US 12,148,010 B2
Multi-platform integration for classification of web content
David Rose, Atlanta, GA (US); and Danny Portman, Atlanta, GA (US)
Assigned to Zeta Global Corp., New York, NY (US)
Filed by Zeta Global Corp., New York, NY (US)
Filed on Aug. 23, 2023, as Appl. No. 18/454,557.
Application 18/454,557 is a continuation of application No. 17/538,576, filed on Nov. 30, 2021, granted, now 11,769,178.
Claims priority of provisional application 63/131,303, filed on Dec. 28, 2020.
Prior Publication US 2023/0394536 A1, Dec. 7, 2023
This patent is subject to a terminal disclaimer.
Int. Cl.
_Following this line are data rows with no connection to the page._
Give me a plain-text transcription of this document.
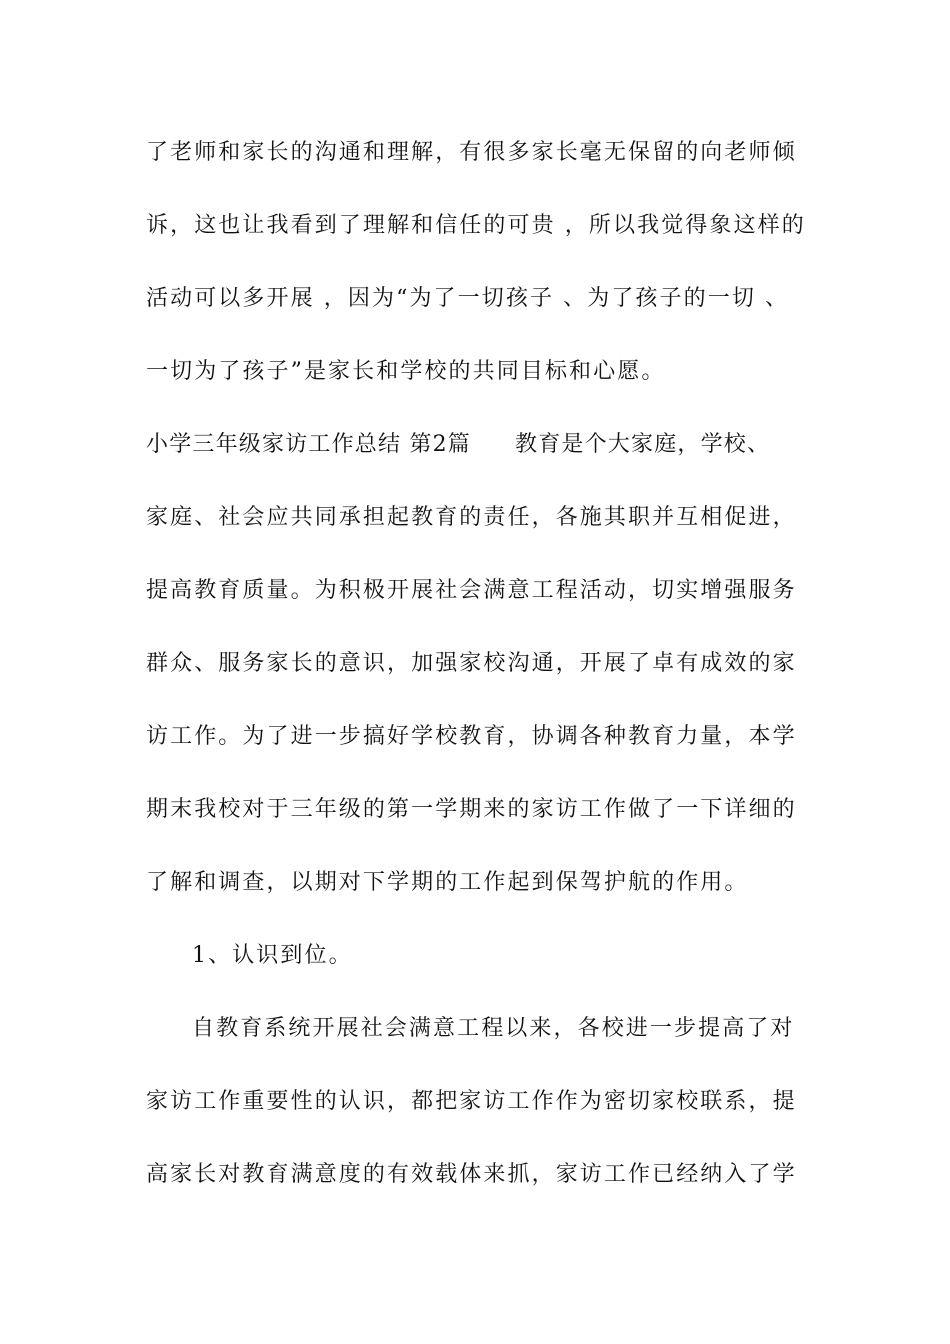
了老师和家长的沟通和理解，有很多家长毫无保留的向老师倾
诉，这也让我看到了理解和信任的可贵 ，所以我觉得象这样的
活动可以多开展 ，因为“为了一切孩子 、为了孩子的一切 、
一切为了孩子”是家长和学校的共同目标和心愿。
小学三年级家访工作总结 第2篇 教育是个大家庭，学校、
家庭、社会应共同承担起教育的责任，各施其职并互相促进，
提高教育质量。为积极开展社会满意工程活动，切实增强服务
群众、服务家长的意识，加强家校沟通，开展了卓有成效的家
访工作。为了进一步搞好学校教育，协调各种教育力量，本学
期末我校对于三年级的第一学期来的家访工作做了一下详细的
了解和调查，以期对下学期的工作起到保驾护航的作用。
1、认识到位。
自教育系统开展社会满意工程以来，各校进一步提高了对
家访工作重要性的认识，都把家访工作作为密切家校联系，提
高家长对教育满意度的有效载体来抓，家访工作已经纳入了学
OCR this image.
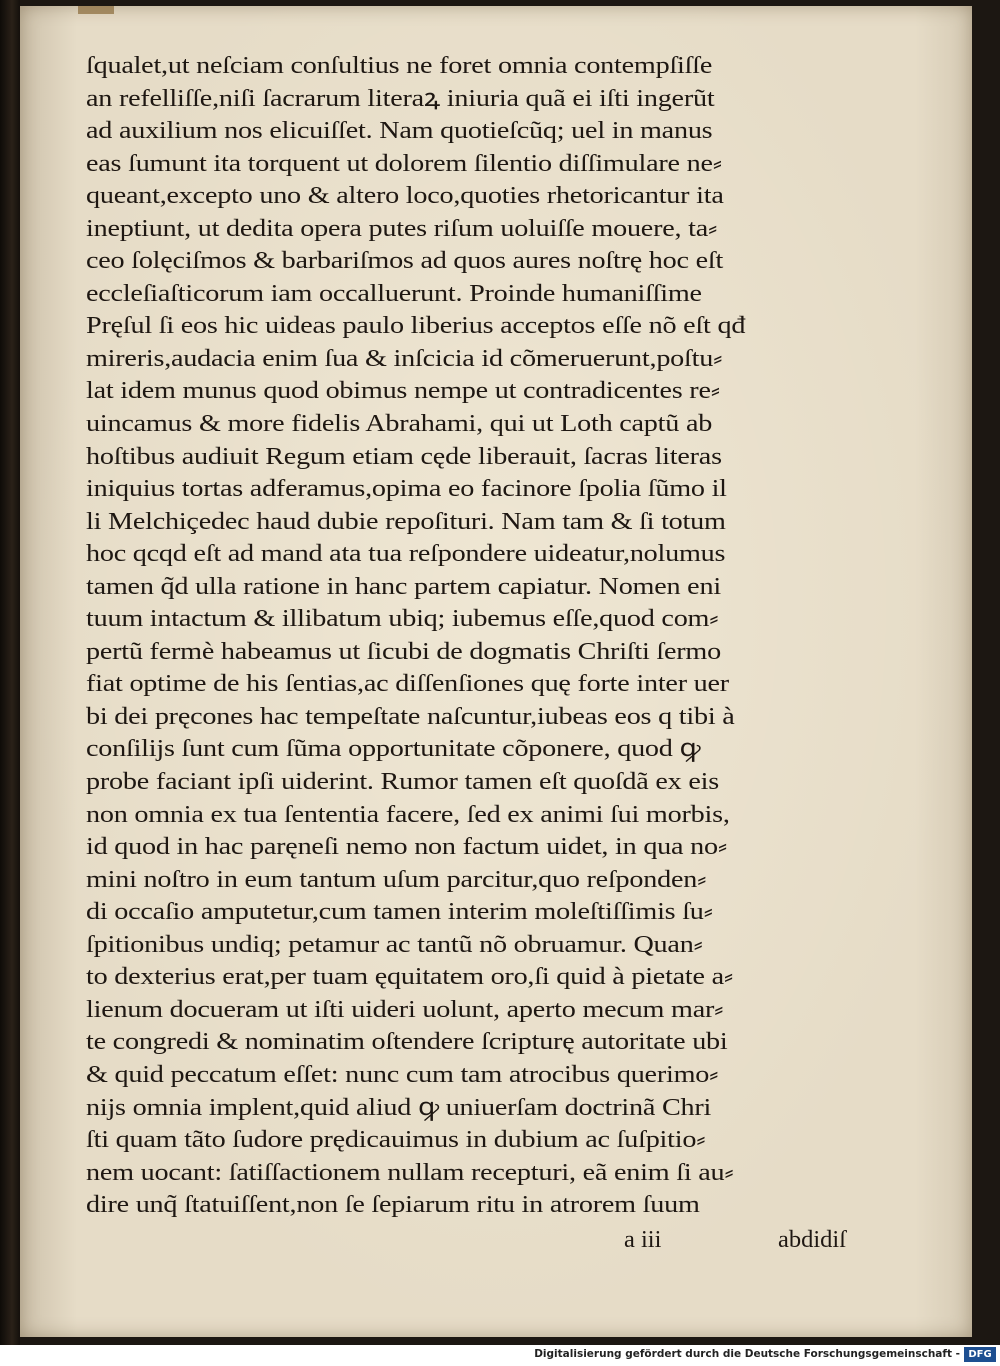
ſqualet,ut neſciam conſultius ne foret omnia contempſiſſe
an refelliſſe,niſi ſacrarum literaꝝ iniuria quã ei iſti ingerũt
ad auxilium nos elicuiſſet. Nam quotieſcũq; uel in manus
eas ſumunt ita torquent ut dolorem ſilentio diſſimulare ne⸗
queant,excepto uno & altero loco,quoties rhetoricantur ita
ineptiunt, ut dedita opera putes riſum uoluiſſe mouere, ta⸗
ceo ſolęciſmos & barbariſmos ad quos aures noſtrę hoc eſt
eccleſiaſticorum iam occalluerunt. Proinde humaniſſime
Pręſul ſi eos hic uideas paulo liberius acceptos eſſe nõ eſt qđ
mireris,audacia enim ſua & inſcicia id cõmeruerunt,poſtu⸗
lat idem munus quod obimus nempe ut contradicentes re⸗
uincamus & more fidelis Abrahami, qui ut Loth captũ ab
hoſtibus audiuit Regum etiam cęde liberauit, ſacras literas
iniquius tortas adferamus,opima eo facinore ſpolia ſũmo il
li Melchiçedec haud dubie repoſituri. Nam tam & ſi totum
hoc qcqd eſt ad mand ata tua reſpondere uideatur,nolumus
tamen q̃d ulla ratione in hanc partem capiatur. Nomen eni
tuum intactum & illibatum ubiq; iubemus eſſe,quod com⸗
pertũ fermè habeamus ut ſicubi de dogmatis Chriſti ſermo
fiat optime de his ſentias,ac diſſenſiones quę forte inter uer
bi dei pręcones hac tempeſtate naſcuntur,iubeas eos q tibi à
conſilijs ſunt cum ſũma opportunitate cõponere, quod ꝙ
probe faciant ipſi uiderint. Rumor tamen eſt quoſdã ex eis
non omnia ex tua ſententia facere, ſed ex animi ſui morbis,
id quod in hac paręneſi nemo non factum uidet, in qua no⸗
mini noſtro in eum tantum uſum parcitur,quo reſponden⸗
di occaſio amputetur,cum tamen interim moleſtiſſimis ſu⸗
ſpitionibus undiq; petamur ac tantũ nõ obruamur. Quan⸗
to dexterius erat,per tuam ęquitatem oro,ſi quid à pietate a⸗
lienum docueram ut iſti uideri uolunt, aperto mecum mar⸗
te congredi & nominatim oſtendere ſcripturę autoritate ubi
& quid peccatum eſſet: nunc cum tam atrocibus querimo⸗
nijs omnia implent,quid aliud ꝙ uniuerſam doctrinã Chri
ſti quam tãto ſudore prędicauimus in dubium ac ſuſpitio⸗
nem uocant: ſatiſſactionem nullam recepturi, eã enim ſi au⸗
dire unq̃ ſtatuiſſent,non ſe ſepiarum ritu in atrorem ſuum
a iii	abdidiſ
Digitalisierung gefördert durch die Deutsche Forschungsgemeinschaft - DFG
G06Q 30/0241 (2023.01); G06F 16/958 (2019.01); G06Q 30/0273 (2023.01)
CPC G06Q 30/0277 (2013.01) [G06F 16/958 (2019.01); G06Q 30/0275 (2013.01)] 20 Claims
OG exemplary drawing
 
1. A system comprising:
at least one programmable processor; and
a machine-readable medium having processor-executable instructions stored thereon which, when executed by the at least one programmable processor, cause the at least one programmable processor to:
transmit a graphical user interface (GUI) to at least one user device to be rendered on a display of the at least one user device;
receive a request, via the GUI, from the at least one user device, to deploy a digital advertisement, the request including a set of platforms of a plurality of platforms and a set of allocation data;
integrate a digital advertisement directly with each of the platforms in the set of platforms based on the set of allocation data; and
dynamically adjust the set of allocation data for each of the platforms,
wherein the dynamic adjustment of the set of allocation data for each of the platforms comprises:
running an in-browser script to crawl data associated with one or more sub-URL webpages of a website of each of the platforms and to create a cascading analysis of the website using one or more of a URL parsing, HTML metadata, and text classification;
the in-browser script executing in real-time a machine learning model to categorize the crawled data associated with the one or more sub-URL webpages to generate a webpage classification for each of the platforms, wherein machine-learning used by the in-browser script parses elements of the sub-URL webpages, the elements including one or more of a placement of images, a text, and comments on the sub-URL webpages, and wherein the machine-learning used by the in-browser script further learns or uses contextual queues to parse a meaning of the text or comments; and
dynamically adjusting the set of allocation data for each of the platforms based on the webpage classification.